As gum tissue begins to recede in older adults, cavities become more prevalent, since plaque has more space to harbor between the teeth and gums. Also, dry mouth, a result of the natural aging process and certain medications, can lead to more tooth decay. Perhaps most relevantly, older adults are also more likely to have decay around older fillings.
"I wish all fillings and dental work would last forever, but dental work requires maintenance," Dr. Bruce Terry, a member of the Pennsylvania Dental Association, told the Digital Journal. "Everyone should be seen by their dentist regularly to see if there are any broken teeth or fillings. The health of the gum tissues can also be an early sign of several systemic diseases like diabetes."

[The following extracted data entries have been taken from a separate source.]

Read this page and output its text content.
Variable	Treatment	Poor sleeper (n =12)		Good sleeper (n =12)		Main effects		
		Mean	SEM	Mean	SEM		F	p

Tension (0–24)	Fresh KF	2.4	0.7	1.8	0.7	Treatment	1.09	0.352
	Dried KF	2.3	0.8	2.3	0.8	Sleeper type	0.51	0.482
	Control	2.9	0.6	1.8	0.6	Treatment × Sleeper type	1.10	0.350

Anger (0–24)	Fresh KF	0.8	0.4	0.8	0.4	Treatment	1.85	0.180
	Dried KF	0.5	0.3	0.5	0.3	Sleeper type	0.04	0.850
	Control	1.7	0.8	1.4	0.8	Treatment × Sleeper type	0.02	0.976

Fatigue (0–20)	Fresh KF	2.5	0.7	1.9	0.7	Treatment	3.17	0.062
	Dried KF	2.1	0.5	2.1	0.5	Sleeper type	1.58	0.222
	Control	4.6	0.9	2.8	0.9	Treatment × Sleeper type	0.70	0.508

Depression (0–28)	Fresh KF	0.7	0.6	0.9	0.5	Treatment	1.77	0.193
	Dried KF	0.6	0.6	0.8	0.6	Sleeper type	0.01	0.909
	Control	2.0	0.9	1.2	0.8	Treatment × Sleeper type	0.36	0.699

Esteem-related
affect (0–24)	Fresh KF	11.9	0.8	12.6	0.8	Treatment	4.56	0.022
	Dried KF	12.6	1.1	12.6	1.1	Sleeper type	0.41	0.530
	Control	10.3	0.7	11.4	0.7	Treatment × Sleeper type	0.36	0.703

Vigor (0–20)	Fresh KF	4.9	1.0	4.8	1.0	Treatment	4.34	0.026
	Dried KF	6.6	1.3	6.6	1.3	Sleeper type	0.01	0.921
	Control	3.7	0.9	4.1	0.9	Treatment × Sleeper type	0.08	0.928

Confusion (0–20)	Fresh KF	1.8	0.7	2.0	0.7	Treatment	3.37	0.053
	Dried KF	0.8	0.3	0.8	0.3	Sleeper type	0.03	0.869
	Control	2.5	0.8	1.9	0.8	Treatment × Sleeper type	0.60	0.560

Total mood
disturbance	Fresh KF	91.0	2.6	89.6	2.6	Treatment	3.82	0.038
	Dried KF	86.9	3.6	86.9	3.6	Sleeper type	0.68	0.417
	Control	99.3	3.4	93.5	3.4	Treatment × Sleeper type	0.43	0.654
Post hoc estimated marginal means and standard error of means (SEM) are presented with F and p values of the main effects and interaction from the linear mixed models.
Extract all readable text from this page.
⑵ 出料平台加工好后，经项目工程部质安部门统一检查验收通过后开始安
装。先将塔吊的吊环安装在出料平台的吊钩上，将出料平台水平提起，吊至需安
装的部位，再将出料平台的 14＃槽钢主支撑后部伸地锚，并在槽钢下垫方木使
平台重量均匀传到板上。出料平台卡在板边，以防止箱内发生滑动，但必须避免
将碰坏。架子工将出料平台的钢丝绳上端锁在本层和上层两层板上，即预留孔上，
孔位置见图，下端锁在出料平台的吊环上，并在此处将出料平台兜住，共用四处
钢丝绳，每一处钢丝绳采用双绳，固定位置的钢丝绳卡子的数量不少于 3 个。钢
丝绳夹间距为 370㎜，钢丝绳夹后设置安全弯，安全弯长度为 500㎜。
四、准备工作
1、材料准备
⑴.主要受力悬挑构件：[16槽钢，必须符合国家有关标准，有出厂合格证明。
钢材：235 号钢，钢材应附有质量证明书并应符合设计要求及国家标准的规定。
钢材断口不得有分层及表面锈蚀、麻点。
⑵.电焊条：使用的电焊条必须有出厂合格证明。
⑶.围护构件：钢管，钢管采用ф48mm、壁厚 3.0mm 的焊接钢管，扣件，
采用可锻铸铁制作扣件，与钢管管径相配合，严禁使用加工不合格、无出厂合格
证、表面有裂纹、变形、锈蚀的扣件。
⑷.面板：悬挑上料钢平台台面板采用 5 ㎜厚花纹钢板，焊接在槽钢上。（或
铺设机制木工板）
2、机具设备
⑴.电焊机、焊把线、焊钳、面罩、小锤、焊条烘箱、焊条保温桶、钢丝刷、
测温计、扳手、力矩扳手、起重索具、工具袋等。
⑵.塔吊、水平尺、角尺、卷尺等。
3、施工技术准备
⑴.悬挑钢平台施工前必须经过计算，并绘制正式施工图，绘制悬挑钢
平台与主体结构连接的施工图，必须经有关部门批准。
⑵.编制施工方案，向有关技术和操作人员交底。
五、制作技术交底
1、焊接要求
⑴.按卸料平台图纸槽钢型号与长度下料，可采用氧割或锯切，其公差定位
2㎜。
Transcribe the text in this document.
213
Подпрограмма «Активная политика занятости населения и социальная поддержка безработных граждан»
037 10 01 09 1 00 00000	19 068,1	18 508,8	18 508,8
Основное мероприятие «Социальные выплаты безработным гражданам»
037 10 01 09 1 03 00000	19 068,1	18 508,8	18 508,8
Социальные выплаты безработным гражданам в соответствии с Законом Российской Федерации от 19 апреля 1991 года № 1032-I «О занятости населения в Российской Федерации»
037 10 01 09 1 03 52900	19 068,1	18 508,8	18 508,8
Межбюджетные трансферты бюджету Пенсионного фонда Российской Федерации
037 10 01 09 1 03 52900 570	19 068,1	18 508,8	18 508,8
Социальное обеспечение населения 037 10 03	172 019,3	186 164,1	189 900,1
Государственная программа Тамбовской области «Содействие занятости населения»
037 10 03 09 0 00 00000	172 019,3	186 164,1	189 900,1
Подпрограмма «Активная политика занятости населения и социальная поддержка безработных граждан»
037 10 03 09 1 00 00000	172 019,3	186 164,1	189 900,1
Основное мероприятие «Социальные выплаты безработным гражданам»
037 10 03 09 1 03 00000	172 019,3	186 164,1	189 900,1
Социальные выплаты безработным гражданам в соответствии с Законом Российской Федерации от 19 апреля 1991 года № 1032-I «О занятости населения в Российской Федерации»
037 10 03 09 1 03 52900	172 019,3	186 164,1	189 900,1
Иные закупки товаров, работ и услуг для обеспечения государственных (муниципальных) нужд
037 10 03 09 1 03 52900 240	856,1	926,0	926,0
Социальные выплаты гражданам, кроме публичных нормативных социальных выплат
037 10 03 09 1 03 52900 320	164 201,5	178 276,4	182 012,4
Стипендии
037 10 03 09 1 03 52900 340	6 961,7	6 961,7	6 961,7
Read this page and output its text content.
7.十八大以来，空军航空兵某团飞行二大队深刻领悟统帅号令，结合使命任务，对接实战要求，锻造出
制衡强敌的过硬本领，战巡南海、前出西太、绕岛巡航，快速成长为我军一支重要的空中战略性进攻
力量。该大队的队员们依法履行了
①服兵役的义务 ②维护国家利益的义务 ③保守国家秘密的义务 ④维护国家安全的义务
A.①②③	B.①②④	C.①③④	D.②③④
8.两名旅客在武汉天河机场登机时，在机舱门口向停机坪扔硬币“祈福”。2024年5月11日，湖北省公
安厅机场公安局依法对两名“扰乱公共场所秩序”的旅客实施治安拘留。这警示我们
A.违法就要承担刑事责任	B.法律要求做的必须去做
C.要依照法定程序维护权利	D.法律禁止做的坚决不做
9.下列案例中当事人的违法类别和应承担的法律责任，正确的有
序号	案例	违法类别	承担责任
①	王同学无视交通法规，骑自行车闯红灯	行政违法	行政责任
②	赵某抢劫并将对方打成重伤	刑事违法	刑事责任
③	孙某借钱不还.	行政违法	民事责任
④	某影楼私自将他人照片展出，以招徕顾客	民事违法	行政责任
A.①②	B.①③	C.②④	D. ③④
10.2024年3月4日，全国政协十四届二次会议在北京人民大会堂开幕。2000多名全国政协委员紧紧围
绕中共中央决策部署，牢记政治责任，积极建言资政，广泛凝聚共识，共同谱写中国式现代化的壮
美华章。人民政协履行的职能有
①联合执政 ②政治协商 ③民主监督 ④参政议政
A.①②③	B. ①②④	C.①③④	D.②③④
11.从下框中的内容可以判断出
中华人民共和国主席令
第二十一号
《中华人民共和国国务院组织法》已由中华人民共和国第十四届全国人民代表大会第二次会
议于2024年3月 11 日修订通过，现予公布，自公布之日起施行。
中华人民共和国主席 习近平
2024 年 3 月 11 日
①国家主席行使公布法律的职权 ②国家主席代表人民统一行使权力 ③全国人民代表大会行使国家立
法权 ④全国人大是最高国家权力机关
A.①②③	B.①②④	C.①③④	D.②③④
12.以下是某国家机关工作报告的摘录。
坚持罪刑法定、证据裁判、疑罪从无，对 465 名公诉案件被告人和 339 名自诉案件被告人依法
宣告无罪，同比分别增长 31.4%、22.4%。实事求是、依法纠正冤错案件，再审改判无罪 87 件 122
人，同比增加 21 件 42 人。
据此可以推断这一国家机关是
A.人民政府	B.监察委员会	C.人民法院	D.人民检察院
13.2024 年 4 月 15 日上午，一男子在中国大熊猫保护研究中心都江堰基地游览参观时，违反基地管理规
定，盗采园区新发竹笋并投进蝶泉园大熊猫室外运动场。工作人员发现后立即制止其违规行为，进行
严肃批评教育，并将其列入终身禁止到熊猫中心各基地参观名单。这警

Lifelong dedication to oral health is becoming increasingly important as hundreds of thousands of baby boomers reach retirement age, shifting the average age of the U.S. population toward the older end of the spectrum. Currently, only 13 percent of Americans are aged 65 and older, but by 2030, almost 20 percent of the nation will be at least that age, according to Pew Research Center's population projections.
To ensure proper oral hygiene and get rid of dry mouth, tooth decay and gingivitis, try these tips:
- Brush your natural teeth twice a day with fluoride toothpaste.
- Clean between teeth at least once a day.
- Clean and soak your dentures daily to keep your mouth free of bad bacteria. Don't forget to clean them after meals as well.
- With a warm, damp cloth or soft toothbrush, massage your gums gently.
- Visit your dentist every six months for a checkup and professional cleaning.
- If you experience dry mouth (xerostomia), be sure to talk to your dentist. There are many treatments to alleviate symptoms, including chewing sugarless gum, increasing fluid intake, sucking on sugar-free candy or even using artificial saliva.